The Iran-Iraq conflict is complex and changeable, driving up volatility in risk assets, and combined with the April earnings season, uncertainty has increased. We try to find certainty within uncertainty. At this stage, the impact of risk appetite on valuation and the impact of earnings reports on performance are both key considerations for industry selection. We believe that Chinese safe assets—those with a high degree of matching between performance and valuation (safe assets), directions with incremental catalysts, or those favored by capital—are likely to see a valuation re-rating. Based on this, this article introduces the PEG and PB-ROE framework. It selects, as much as possible, directions where performance and valuation are well matched, and then—together with judgments about industry fundamentals—appropriately increases tolerance for the valuations of certain industries. For example, although industries such as coal and power are valued somewhat higher, they can also be considered industries worth watching in the context of energy security. Overall, it is recommended to focus on the three major directions of beneficiaries, de-sensitized exposure, and hedging.

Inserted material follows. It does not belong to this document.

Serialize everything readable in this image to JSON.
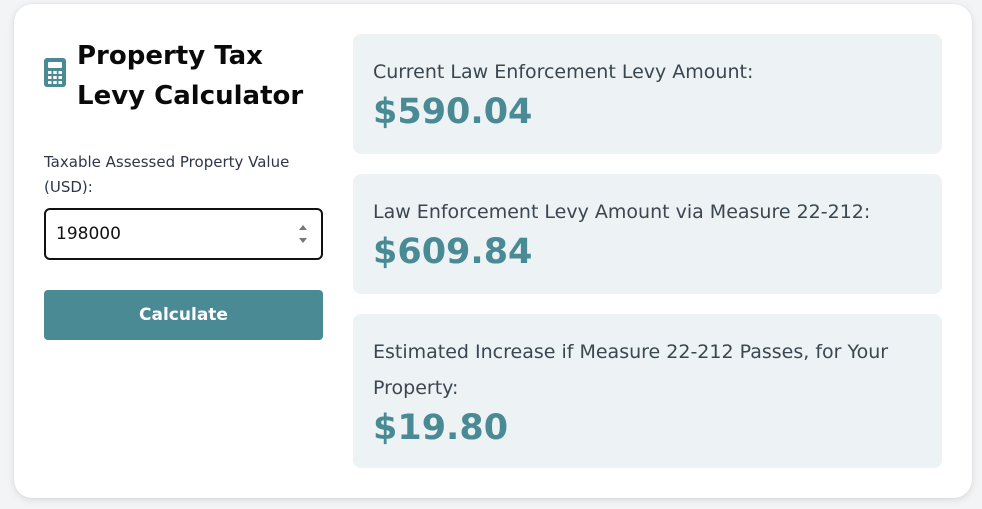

2. Beneficiary Direction: Against the backdrop of disruptions from external supply shocks, the necessity of ensuring energy security is increasing

Coal: China’s “stabilizing keel” for energy security, with a potential rise in its strategic safety position. Coal is an absolute leader in China’s energy consumption mix, with a consumption share far higher than that of Japan, South Korea, and the U.S. China’s external dependency for coal is significantly lower than for crude oil and natural gas. The features of coal being self-sufficient demonstrate that China’s energy supply system has stronger resilience. At the same time, China’s coal-to-chemicals capacity can partially backfill Middle East crude oil imports, enhancing the independence of energy security.

Power: Energy security and the AI industry revolution are resonating, and power assets may face re-rating opportunities. From the perspective of energy security, disruptions to the Strait of Hormuz expose the fragility of traditional energy supply chains. Under the trend of the new energy industry, power—being the hub of secondary energy—has clearly improved its strategic safety position. From the perspective of the AI industry revolution, the surge in computing power has reshaped the electricity consumption structure, and power assets are entering re-rating opportunities under the HALO logic.

Oil & Petroleum Refining: Higher oil prices boost profits, while also benefiting from strong price-following ability and inflation expectations. High oil prices directly thicken refinery and petrochemical industry profits, expand earnings elasticity, and the petrochemical industry has strong cost pass-through capabilities.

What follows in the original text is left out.